Erwin Hohn and Adi Nell are both Senior Partners at Medivet. Erwin has a postgraduate degree in sociology and an MBA. Adi has advanced clinical qualifications and has recently completed MBA studies.
None of us knows what the future will bring. There’s been much written in the vet press and many meetings have been held to look at the challenges we face. Major issues included work-life balance and
financial viability, the rise of corporates and feminisation in the profession, as well as standards of care. There are others: business skills, student debt, lack of leadership, excessive regulation and legislation, lack of evidence-based veterinary medicine, competition from non-vets, online pharmacies, mobile veterinary clinics, the Internet and its legions of unqualified experts, the rapidly-rising cost of offering a comprehensive service, and rising client expectations, to name just some.
We propose a new model of working together that could change the face of veterinary care. This model offers new ways of working and solutions to many of these challenges.
In 1817, the renowned economist Daniel Ricardo came up with a novel idea: stick to what you do best. This has been proved successful over and over again – but, oddly, is often overlooked. If you do what you do best and I don’t compete with that, but offer another service that I can do really well, we’ll maximise our profits and can support each other rather than competing.

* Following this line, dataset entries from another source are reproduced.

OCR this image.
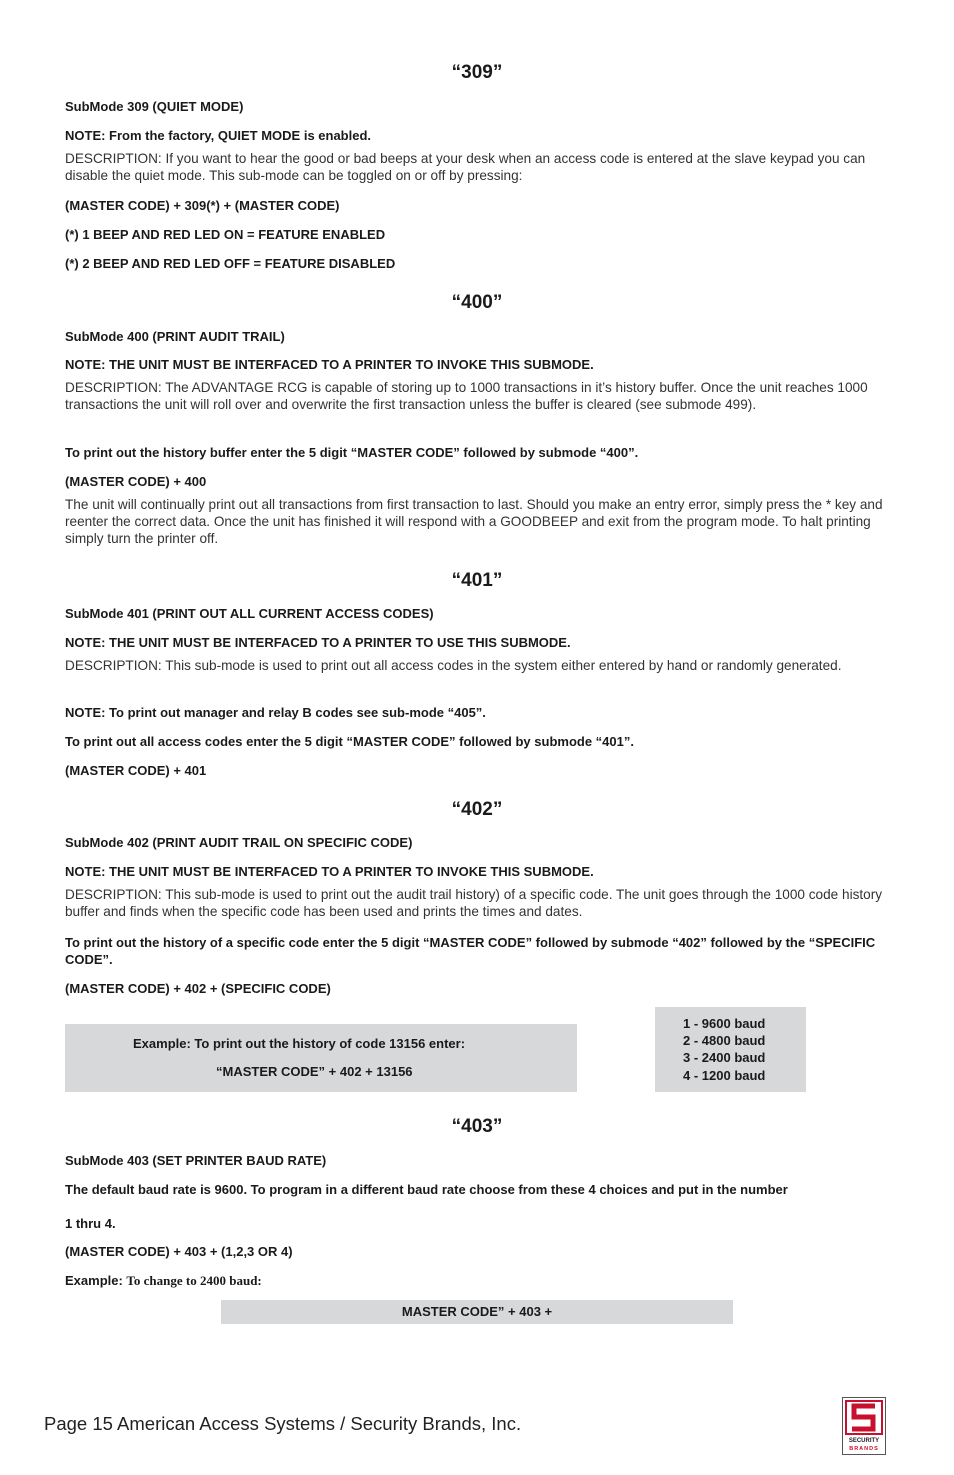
“309”

SubMode 309 (QUIET MODE)

NOTE: From the factory, QUIET MODE is enabled.

DESCRIPTION: If you want to hear the good or bad beeps at your desk when an access code is entered at the slave keypad you can disable the quiet mode. This sub-mode can be toggled on or off by pressing:

(MASTER CODE) + 309(*) + (MASTER CODE)

(*) 1 BEEP AND RED LED ON = FEATURE ENABLED

(*) 2 BEEP AND RED LED OFF = FEATURE DISABLED

“400”

SubMode 400 (PRINT AUDIT TRAIL)

NOTE: THE UNIT MUST BE INTERFACED TO A PRINTER TO INVOKE THIS SUBMODE.

DESCRIPTION: The ADVANTAGE RCG is capable of storing up to 1000 transactions in it’s history buffer. Once the unit reaches 1000 transactions the unit will roll over and overwrite the first transaction unless the buffer is cleared (see submode 499).

To print out the history buffer enter the 5 digit “MASTER CODE” followed by submode “400”.

(MASTER CODE) + 400

The unit will continually print out all transactions from first transaction to last. Should you make an entry error, simply press the * key and reenter the correct data. Once the unit has finished it will respond with a GOODBEEP and exit from the program mode. To halt printing simply turn the printer off.

“401”

SubMode 401 (PRINT OUT ALL CURRENT ACCESS CODES)

NOTE: THE UNIT MUST BE INTERFACED TO A PRINTER TO USE THIS SUBMODE.

DESCRIPTION: This sub-mode is used to print out all access codes in the system either entered by hand or randomly generated.

NOTE: To print out manager and relay B codes see sub-mode “405”.

To print out all access codes enter the 5 digit “MASTER CODE” followed by submode “401”.

(MASTER CODE) + 401

“402”

SubMode 402 (PRINT AUDIT TRAIL ON SPECIFIC CODE)

NOTE: THE UNIT MUST BE INTERFACED TO A PRINTER TO INVOKE THIS SUBMODE.

DESCRIPTION: This sub-mode is used to print out the audit trail history) of a specific code. The unit goes through the 1000 code history buffer and finds when the specific code has been used and prints the times and dates.

To print out the history of a specific code enter the 5 digit “MASTER CODE” followed by submode “402” followed by the “SPECIFIC CODE”.

(MASTER CODE) + 402 + (SPECIFIC CODE)

Example: To print out the history of code 13156 enter:
“MASTER CODE” + 402 + 13156
1 - 9600 baud
2 - 4800 baud
3 - 2400 baud
4 - 1200 baud

“403”

SubMode 403 (SET PRINTER BAUD RATE)

The default baud rate is 9600. To program in a different baud rate choose from these 4 choices and put in the number

1 thru 4.

(MASTER CODE) + 403 + (1,2,3 OR 4)

Example: To change to 2400 baud:

MASTER CODE” + 403 +

Page 15 American Access Systems / Security Brands, Inc.

SECURITY
BRANDS
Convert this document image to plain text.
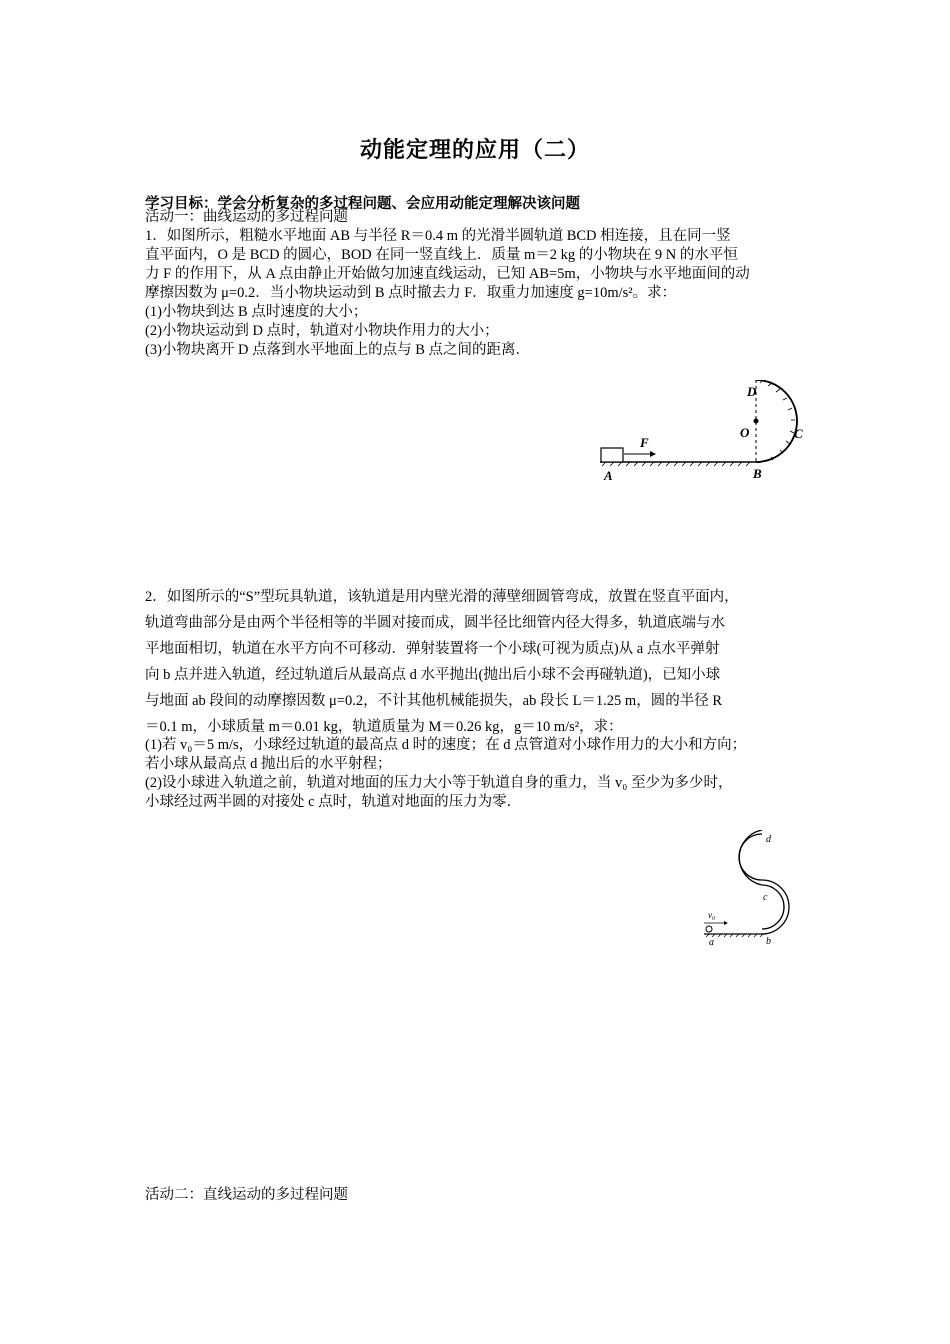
动能定理的应用（二）
学习目标：学会分析复杂的多过程问题、会应用动能定理解决该问题
活动一：曲线运动的多过程问题
1．如图所示，粗糙水平地面 AB 与半径 R＝0.4 m 的光滑半圆轨道 BCD 相连接，且在同一竖
直平面内，O 是 BCD 的圆心，BOD 在同一竖直线上．质量 m＝2 kg 的小物块在 9 N 的水平恒
力 F 的作用下，从 A 点由静止开始做匀加速直线运动，已知 AB=5m，小物块与水平地面间的动
摩擦因数为 μ=0.2．当小物块运动到 B 点时撤去力 F．取重力加速度 g=10m/s²。求：
(1)小物块到达 B 点时速度的大小；
(2)小物块运动到 D 点时，轨道对小物块作用力的大小；
(3)小物块离开 D 点落到水平地面上的点与 B 点之间的距离．
A	B
C
D
O
F
2．如图所示的“S”型玩具轨道，该轨道是用内壁光滑的薄壁细圆管弯成，放置在竖直平面内，
轨道弯曲部分是由两个半径相等的半圆对接而成，圆半径比细管内径大得多，轨道底端与水
平地面相切，轨道在水平方向不可移动．弹射装置将一个小球(可视为质点)从 a 点水平弹射
向 b 点并进入轨道，经过轨道后从最高点 d 水平抛出(抛出后小球不会再碰轨道)，已知小球
与地面 ab 段间的动摩擦因数 μ=0.2，不计其他机械能损失，ab 段长 L＝1.25 m，圆的半径 R
＝0.1 m，小球质量 m＝0.01 kg，轨道质量为 M＝0.26 kg，g＝10 m/s²，求：
(1)若 v₀＝5 m/s，小球经过轨道的最高点 d 时的速度；在 d 点管道对小球作用力的大小和方向；
若小球从最高点 d 抛出后的水平射程；
(2)设小球进入轨道之前，轨道对地面的压力大小等于轨道自身的重力，当 v₀ 至少为多少时，
小球经过两半圆的对接处 c 点时，轨道对地面的压力为零．
v₀
a	b
c
d
活动二：直线运动的多过程问题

Can we apply this to our profession?
Theory into practice
In our practices, we play to our vets’ strengths by allowing each one to do what they do best. We’ll refer to each other internally or between branches in a group. That’s just what Ricardo suggested.
By expanding this principle, we could work collaboratively with those we think of as competitors, both veterinary and non-veterinary. This would serve to advance the health and wellbeing of our patients, not just cure or prevent disease.
We already do this to a degree: practices share out of hours work, for example, or refer to specialist centres. The problem with the referral example is it’s currently one way only – if a complex fracture repair turns into an amputation, could it not be referred back to you?
We can apply this more widely. Breeders could refer puppies to a small vaccination clinic. That branch does the vaccination, but sends the puppies to a larger practice for x-rays when they’re lame. In turn, the larger practice sends its inoculations to the vaccination clinic or small satellite, and they refer clients who want to buy puppies back to the breeder. I could, for example, support your investment in an MRI unit and you could support my laparoscopic surgery.
This is how many human community health programmes work all round the world, right now.
Pie in the sky?
This collaborative approach deals with many of the challenges the profession has identified. By specialising in what each party does best, costs are reduced and financial viability is enhanced. Those who do what they love doing have fewer problems with work-life balance. Corporates become part of the solution. And client expectations are much easier to meet if we play only to our strengths.
It’s easier to develop business skills for a narrower range of services than for a much broader one – and it’s easier to choose your own hours. That same focus makes regulators and legal compliance easier. Non-veterinary competitors become collaborators. Rising costs are controlled by the same narrower focus, and evidence-based medicine is enhanced by sharing outcomes.
This utopia may seem difficult to achieve. But there are simple, practical steps that we can take right now to make our lives more professionally fulfilling, less stressful and more financially rewarding.
Hohn, Erwin W (Sep 2014) The Development of Veterinary Community Health. Proceedings of the 39th World Small Animal Veterinary Association Congress, 249-252.